Thursday, December 24, 2009

This one for that one!


Think on this one... I did.

What if you were a mother and you were forced to have an abortion and you have a child now and he grew up to be highly disrespectful to you and have no sense of love connection towards you... you find your self asking GOD why did the other one get taken instead of the one you have now... hmmmm what would you think.

I found myself asking myself such a question and even in a moment wishing for such. Why?

I reflect upon my son. Neither has he found respect nor in his hearts love for mother; love for me.

He has cursed the day I gave birth and even wished me dead... a fiery death... no one better... a slow painful death. Even in that moment he told me not to worry, because I will go to heaven. My heart is heavy at a time when the world is celebrating a son... Mary's son... GOD's son.

I often find myself wondering if my child would have been a rapper like his brother and sister or a singer like his sister or inventor like his brother? It saddens me that I have to conjure in me, thoughts of my son switching places with my dead child stole from my womb due to a Dr.'s negligence.

I am saddened that I would think such an irrational thing as this... what can he do or say that can turn my heart so cold?
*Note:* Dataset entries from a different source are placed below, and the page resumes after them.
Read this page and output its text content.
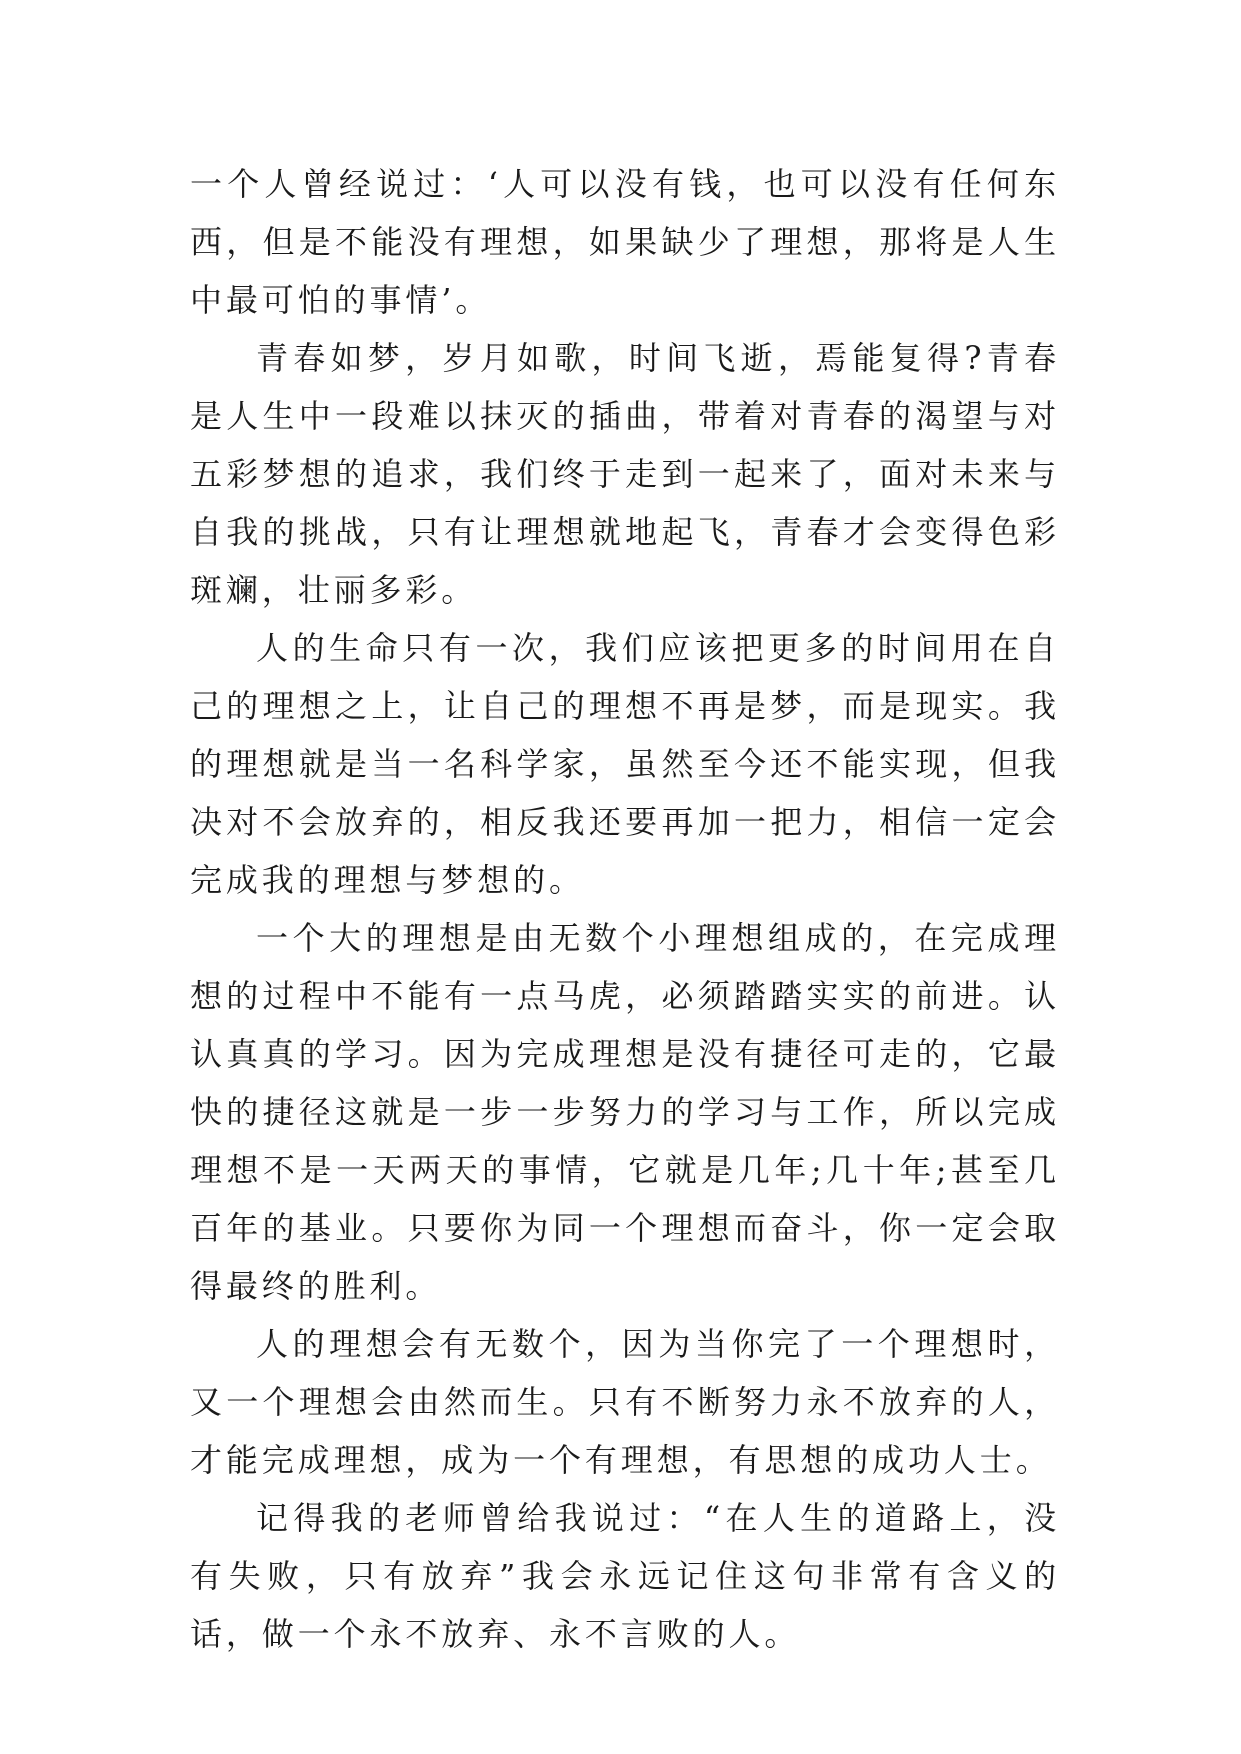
一个人曾经说过：‘人可以没有钱，也可以没有任何东西，但是不能没有理想，如果缺少了理想，那将是人生中最可怕的事情’。

青春如梦，岁月如歌，时间飞逝，焉能复得?青春是人生中一段难以抹灭的插曲，带着对青春的渴望与对五彩梦想的追求，我们终于走到一起来了，面对未来与自我的挑战，只有让理想就地起飞，青春才会变得色彩斑斓，壮丽多彩。

人的生命只有一次，我们应该把更多的时间用在自己的理想之上，让自己的理想不再是梦，而是现实。我的理想就是当一名科学家，虽然至今还不能实现，但我决对不会放弃的，相反我还要再加一把力，相信一定会完成我的理想与梦想的。

一个大的理想是由无数个小理想组成的，在完成理想的过程中不能有一点马虎，必须踏踏实实的前进。认认真真的学习。因为完成理想是没有捷径可走的，它最快的捷径这就是一步一步努力的学习与工作，所以完成理想不是一天两天的事情，它就是几年;几十年;甚至几百年的基业。只要你为同一个理想而奋斗，你一定会取得最终的胜利。

人的理想会有无数个，因为当你完了一个理想时，又一个理想会由然而生。只有不断努力永不放弃的人，才能完成理想，成为一个有理想，有思想的成功人士。

记得我的老师曾给我说过：“在人生的道路上，没有失败，只有放弃”我会永远记住这句非常有含义的话，做一个永不放弃、永不言败的人。
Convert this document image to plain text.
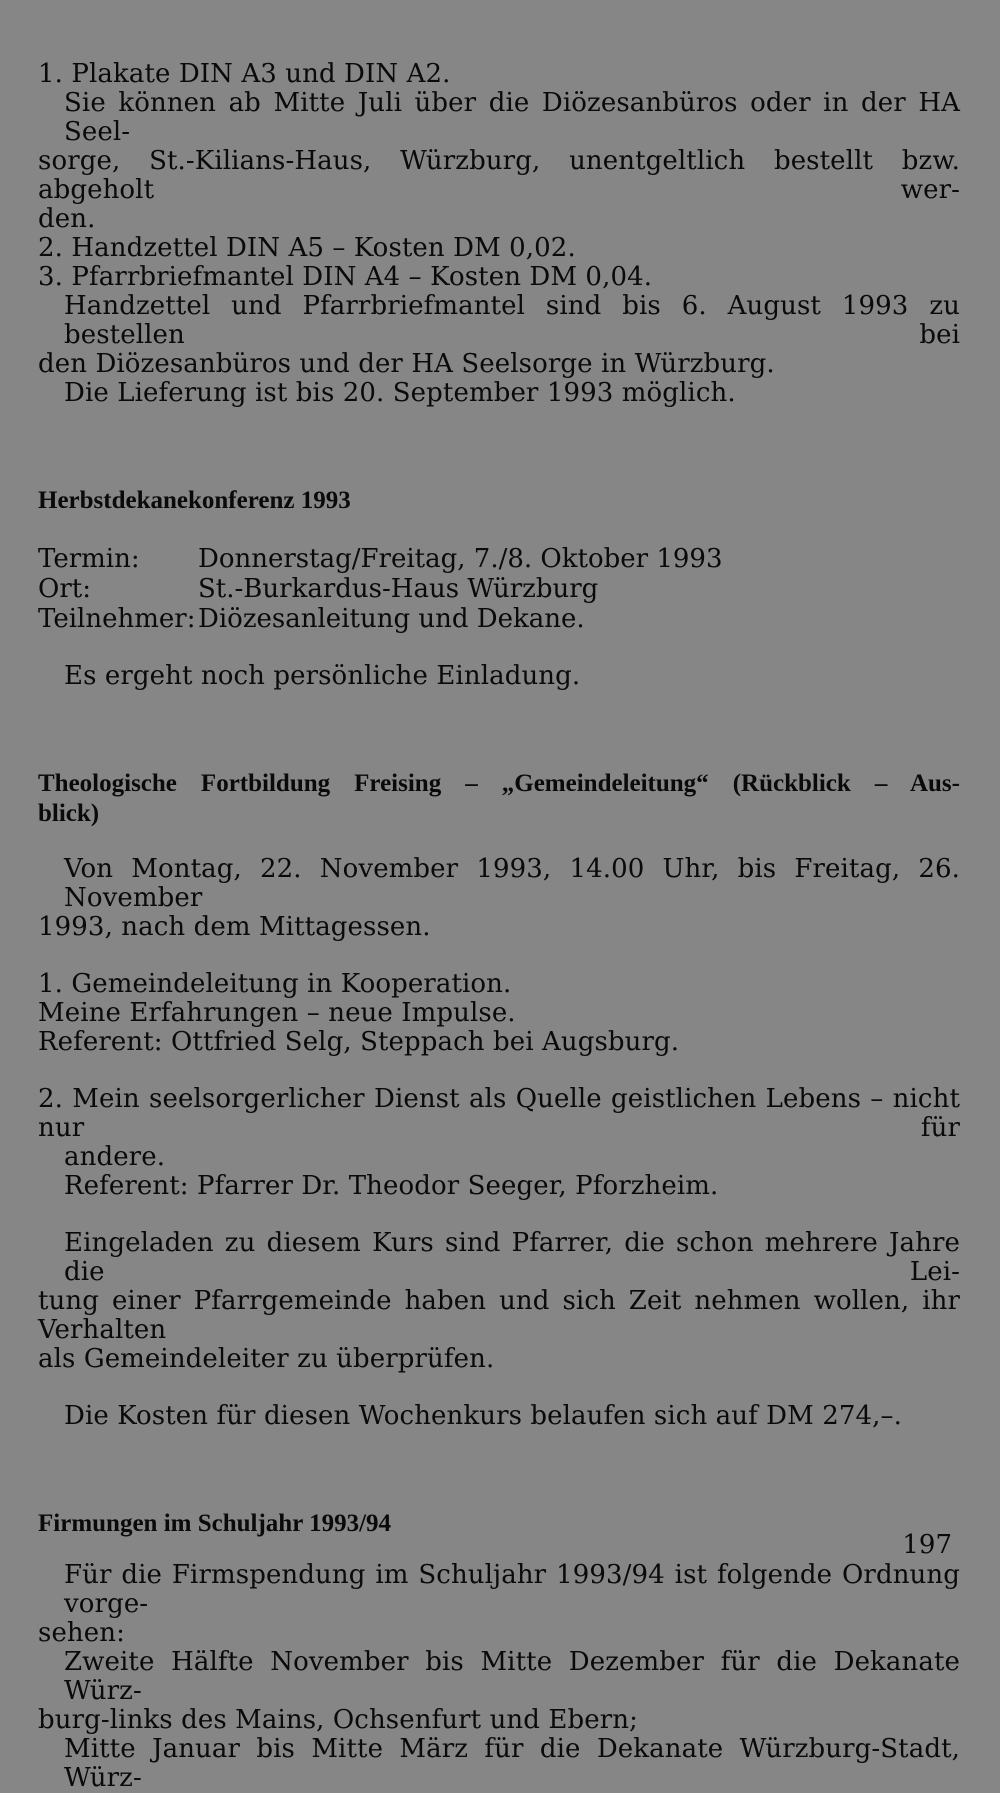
1. Plakate DIN A3 und DIN A2.
Sie können ab Mitte Juli über die Diözesanbüros oder in der HA Seel-
sorge, St.-Kilians-Haus, Würzburg, unentgeltlich bestellt bzw. abgeholt wer-
den.
2. Handzettel DIN A5 – Kosten DM 0,02.
3. Pfarrbriefmantel DIN A4 – Kosten DM 0,04.
Handzettel und Pfarrbriefmantel sind bis 6. August 1993 zu bestellen bei
den Diözesanbüros und der HA Seelsorge in Würzburg.
Die Lieferung ist bis 20. September 1993 möglich.
Herbstdekanekonferenz 1993
Termin:	Donnerstag/Freitag, 7./8. Oktober 1993
Ort:	St.-Burkardus-Haus Würzburg
Teilnehmer: Diözesanleitung und Dekane.
Es ergeht noch persönliche Einladung.
Theologische Fortbildung Freising – „Gemeindeleitung“ (Rückblick – Aus-
blick)
Von Montag, 22. November 1993, 14.00 Uhr, bis Freitag, 26. November
1993, nach dem Mittagessen.
1. Gemeindeleitung in Kooperation.
Meine Erfahrungen – neue Impulse.
Referent: Ottfried Selg, Steppach bei Augsburg.
2. Mein seelsorgerlicher Dienst als Quelle geistlichen Lebens – nicht nur für
andere.
Referent: Pfarrer Dr. Theodor Seeger, Pforzheim.
Eingeladen zu diesem Kurs sind Pfarrer, die schon mehrere Jahre die Lei-
tung einer Pfarrgemeinde haben und sich Zeit nehmen wollen, ihr Verhalten
als Gemeindeleiter zu überprüfen.
Die Kosten für diesen Wochenkurs belaufen sich auf DM 274,–.
Firmungen im Schuljahr 1993/94
Für die Firmspendung im Schuljahr 1993/94 ist folgende Ordnung vorge-
sehen:
Zweite Hälfte November bis Mitte Dezember für die Dekanate Würz-
burg-links des Mains, Ochsenfurt und Ebern;
Mitte Januar bis Mitte März für die Dekanate Würzburg-Stadt, Würz-
197
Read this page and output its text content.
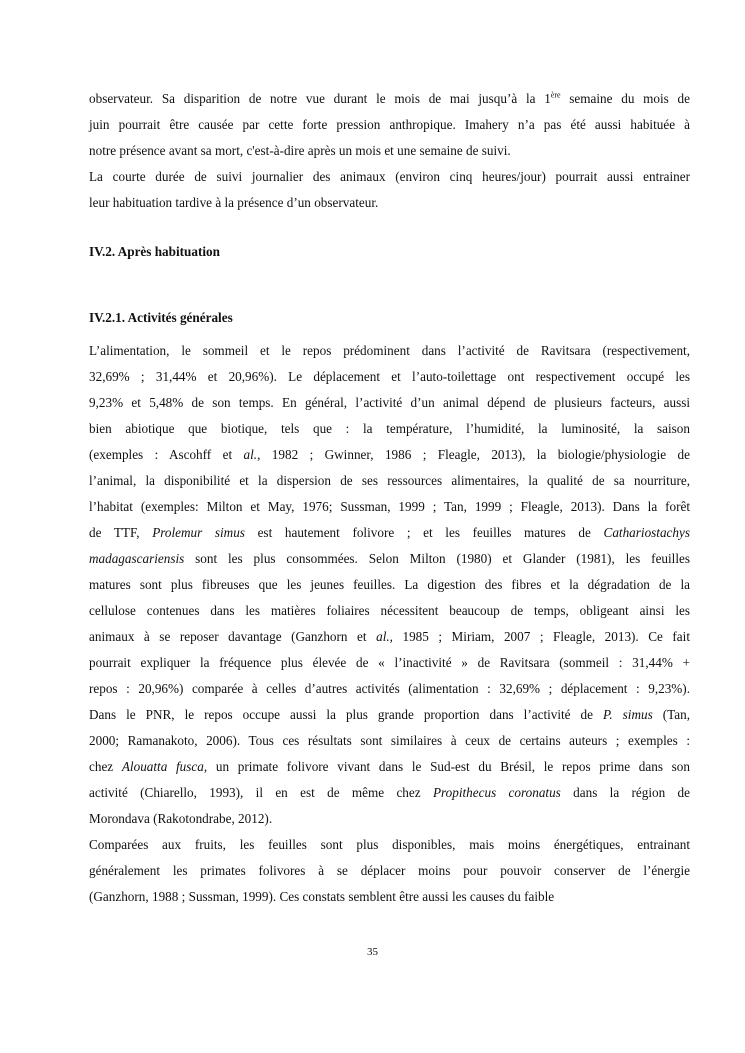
observateur. Sa disparition de notre vue durant le mois de mai jusqu’à la 1ère semaine du mois de
juin pourrait être causée par cette forte pression anthropique. Imahery n’a pas été aussi habituée à
notre présence avant sa mort, c'est-à-dire après un mois et une semaine de suivi.
La courte durée de suivi journalier des animaux (environ cinq heures/jour) pourrait aussi entrainer
leur habituation tardive à la présence d’un observateur.
IV.2. Après habituation
IV.2.1. Activités générales
L’alimentation, le sommeil et le repos prédominent dans l’activité de Ravitsara (respectivement,
32,69% ; 31,44% et 20,96%). Le déplacement et l’auto-toilettage ont respectivement occupé les
9,23% et 5,48% de son temps. En général, l’activité d’un animal dépend de plusieurs facteurs, aussi
bien abiotique que biotique, tels que : la température, l’humidité, la luminosité, la saison
(exemples : Ascohff et al., 1982 ; Gwinner, 1986 ; Fleagle, 2013), la biologie/physiologie de
l’animal, la disponibilité et la dispersion de ses ressources alimentaires, la qualité de sa nourriture,
l’habitat (exemples: Milton et May, 1976; Sussman, 1999 ; Tan, 1999 ; Fleagle, 2013). Dans la forêt
de TTF, Prolemur simus est hautement folivore ; et les feuilles matures de Cathariostachys
madagascariensis sont les plus consommées. Selon Milton (1980) et Glander (1981), les feuilles
matures sont plus fibreuses que les jeunes feuilles. La digestion des fibres et la dégradation de la
cellulose contenues dans les matières foliaires nécessitent beaucoup de temps, obligeant ainsi les
animaux à se reposer davantage (Ganzhorn et al., 1985 ; Miriam, 2007 ; Fleagle, 2013). Ce fait
pourrait expliquer la fréquence plus élevée de « l’inactivité » de Ravitsara (sommeil : 31,44% +
repos : 20,96%) comparée à celles d’autres activités (alimentation : 32,69% ; déplacement : 9,23%).
Dans le PNR, le repos occupe aussi la plus grande proportion dans l’activité de P. simus (Tan,
2000; Ramanakoto, 2006). Tous ces résultats sont similaires à ceux de certains auteurs ; exemples :
chez Alouatta fusca, un primate folivore vivant dans le Sud-est du Brésil, le repos prime dans son
activité (Chiarello, 1993), il en est de même chez Propithecus coronatus dans la région de
Morondava (Rakotondrabe, 2012).
Comparées aux fruits, les feuilles sont plus disponibles, mais moins énergétiques, entrainant
généralement les primates folivores à se déplacer moins pour pouvoir conserver de l’énergie
(Ganzhorn, 1988 ; Sussman, 1999). Ces constats semblent être aussi les causes du faible
35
But then I fill my self with the thoughts of the times when this son has rescued me from a fatal attraction filled stalker: his step dad. I think of the times when he gets money he splits it with me. I think of the times when my heart warmed over the day I finally had him... OH the joy none can replace.

I love my son and my heart hurts and is filled with sadness and pain to know he can call up these emotions and feelings.

Life deals us blows from all corners of the winds wings it is up to us to find the joy in it. Although my cards were majority red and my good years were few... I find it in my heart to love those I call family; even when they forget that I am Mother, Sister, Cousin, Daughter and even friend.

I hope the more I find some love within myself; The more I find love on the outside of me and life on the outside of me will reflect that.